Almost one week down, just over five weeks wait left – I am sure that at some point my excitement will subside a little and I will stop the constant counting – but then maybe not. I am still on cloud nine.
Thank you to all of you for your input. We have had a few long deep conversations about whether to hold out hope for IUI or just get on with ICSI and your comments were great at giving us a balanced view point from those who have been there and done this all before. We have decided that no matter what the six weeks to retest is worthwhile.
The change in my husband in the last week has been amazing to see. I don’t think I’ve seen him without a smile and it looks as though he is walking at least six inches taller – and that’s something because he is already around 6ft3in!!!
Like most of you (I’m sure) we have had countless conversations about ‘when’ we have kids. You know the kinds that starts with the shopping spree you will have when you get your BFP, will we find out what sex it is, how will we cope financially without my salary when I take maternity leave (I am a contractor so no maternity pay here). It then enters the land of how we will decorate the nursery, how we will ensure our kid is the smartest kid on the block without being those pushy over bearing parents, whether our boy will play rugby or soccer, how we will teach the sprogs the value of money and how to responsibly manage money and become independent. And on and on and on and round and round and round.
I just don’t think Hopelessly has ever really believed these conversations. I think in his mind they were the same as the ‘if we won the lottery’ conversation.
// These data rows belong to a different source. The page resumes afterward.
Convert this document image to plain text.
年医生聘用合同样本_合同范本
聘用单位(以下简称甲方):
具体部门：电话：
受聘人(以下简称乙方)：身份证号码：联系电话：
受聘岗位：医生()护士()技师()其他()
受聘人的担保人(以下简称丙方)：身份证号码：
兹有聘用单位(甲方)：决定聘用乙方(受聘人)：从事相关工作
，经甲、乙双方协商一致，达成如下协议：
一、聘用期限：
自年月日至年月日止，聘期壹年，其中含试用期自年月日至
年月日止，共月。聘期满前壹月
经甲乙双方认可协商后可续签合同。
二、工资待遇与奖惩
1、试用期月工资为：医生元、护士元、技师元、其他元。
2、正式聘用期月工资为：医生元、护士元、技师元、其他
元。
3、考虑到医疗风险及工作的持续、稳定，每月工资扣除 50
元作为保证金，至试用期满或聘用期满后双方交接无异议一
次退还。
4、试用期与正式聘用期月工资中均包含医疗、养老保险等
Nice wasy to pass the time dreaming about how good life could be, but not something you’re actually planning for.
Monday night we got to talking about the maternity leave impact and whether I should be looking for a permanent job or how we would handle my contract over maternity leave and for the first time I actually saw it dawn on him that these things may all come to pass. That we may actually have to REALLY plan for these things.
I don’t think I had ever realised what an impact his diagnosis has had on him. Having met Hopelessly a few years after his diagnosis, I never knew him before and can’t comment on whether he was changed by it. But I get the feeling he was and no matter what we have had planned in our lives or been doing this ‘infertile’ label weighed heavily on his shoulders. And now the entry of hope has transformed him. I think we may have to find a new name as he’s not so “Hopelessly” Trying to Conceive anymore!